8

Please explain these trap outputs:

$ line(){ echo -------------; echo $BASHPID; }
$ trap 'echo bye' EXIT; trap -p; line; (trap -p; line); echo "$(trap -p; line)"

trap -- 'echo bye' EXIT
trap -- '' SIGTSTP
trap -- '' SIGTTIN
trap -- '' SIGTTOU
-------------
6176
trap -- '' SIGTSTP
trap -- '' SIGTTIN
trap -- '' SIGTTOU
-------------
6178
trap -- 'echo bye' EXIT
trap -- '' SIGTSTP
trap -- '' SIGTTIN
trap -- '' SIGTTOU
-------------
6180

Why does the command-substitution subshell behave differently in that that it claims to have inherited the trap dispositions (except that it doesn't actually follow them)?

2

Interesting.
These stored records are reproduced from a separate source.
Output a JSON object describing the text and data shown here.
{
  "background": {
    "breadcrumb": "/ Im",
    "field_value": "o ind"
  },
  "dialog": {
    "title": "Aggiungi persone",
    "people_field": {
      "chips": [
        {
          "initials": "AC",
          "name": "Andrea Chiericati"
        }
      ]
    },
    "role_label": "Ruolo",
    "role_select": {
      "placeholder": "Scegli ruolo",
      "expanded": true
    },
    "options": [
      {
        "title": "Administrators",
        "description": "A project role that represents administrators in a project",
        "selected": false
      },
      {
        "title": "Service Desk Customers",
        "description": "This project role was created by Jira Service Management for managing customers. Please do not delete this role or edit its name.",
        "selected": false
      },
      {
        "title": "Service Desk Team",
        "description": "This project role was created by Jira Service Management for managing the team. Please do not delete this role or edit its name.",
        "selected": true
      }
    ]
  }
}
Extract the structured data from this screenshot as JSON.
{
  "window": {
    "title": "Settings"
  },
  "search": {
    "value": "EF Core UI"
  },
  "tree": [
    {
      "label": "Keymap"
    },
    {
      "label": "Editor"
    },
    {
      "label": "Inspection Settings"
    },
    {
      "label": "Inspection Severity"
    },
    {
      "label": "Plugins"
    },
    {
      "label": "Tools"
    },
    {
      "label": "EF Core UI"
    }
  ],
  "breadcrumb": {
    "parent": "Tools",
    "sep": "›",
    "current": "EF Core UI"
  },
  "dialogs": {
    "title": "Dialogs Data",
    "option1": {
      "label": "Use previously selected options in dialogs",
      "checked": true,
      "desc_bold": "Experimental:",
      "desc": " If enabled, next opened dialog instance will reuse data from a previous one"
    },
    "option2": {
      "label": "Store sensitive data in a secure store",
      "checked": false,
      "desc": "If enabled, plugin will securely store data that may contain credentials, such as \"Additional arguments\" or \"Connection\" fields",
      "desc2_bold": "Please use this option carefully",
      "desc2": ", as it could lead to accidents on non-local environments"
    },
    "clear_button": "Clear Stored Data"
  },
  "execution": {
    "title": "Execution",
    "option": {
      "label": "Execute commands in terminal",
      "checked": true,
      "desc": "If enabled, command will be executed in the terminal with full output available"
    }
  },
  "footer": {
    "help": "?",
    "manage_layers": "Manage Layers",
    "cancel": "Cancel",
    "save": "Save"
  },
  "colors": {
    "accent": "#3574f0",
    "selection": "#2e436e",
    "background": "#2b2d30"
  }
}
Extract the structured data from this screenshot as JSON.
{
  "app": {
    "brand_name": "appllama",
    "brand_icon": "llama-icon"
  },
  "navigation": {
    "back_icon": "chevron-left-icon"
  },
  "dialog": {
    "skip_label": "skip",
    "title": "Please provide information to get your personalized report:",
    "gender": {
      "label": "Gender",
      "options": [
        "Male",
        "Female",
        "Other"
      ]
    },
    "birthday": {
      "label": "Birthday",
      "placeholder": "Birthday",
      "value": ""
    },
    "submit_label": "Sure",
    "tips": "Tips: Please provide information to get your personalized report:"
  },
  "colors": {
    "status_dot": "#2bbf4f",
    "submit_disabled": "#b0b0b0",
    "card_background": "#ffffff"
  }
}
This appears to be Bash-specific behavior.

I tried 3 other POSIX-compatible shells (zsh, dash, busybox), and in all of them echo "$(trap)" gave the same result as (trap): a subshell is run, and the subshell does not show an EXIT trap.

(Note that trap -p is specific to Bash, and without extra parameters it does the same thing as trap with no parameters.)

Bash's behavior is potentially useful: it means you can write a="$(trap)" to capture the trap settings of the parent shell, which are more likely to be interesting.

However, if you set or clear a trap in the subshell, then it will list the subshell's traps instead of the parent's:

$ trap 'echo bye' EXIT
$ echo "$(trap TERM; trap)"  # explicitly clear TERM, but leave EXIT alone
trap -- '' SIGTSTP
trap -- '' SIGTTIN
trap -- '' SIGTTOU

So they've also covered the rare case where you're interested in the subshell's traps.

In general, I've noticed that the Bash developers seem to have put some extra effort into making subshell handling work nicely. It's also a lot easier to manage background subprocesses with Bash than with the more minimal POSIX shells.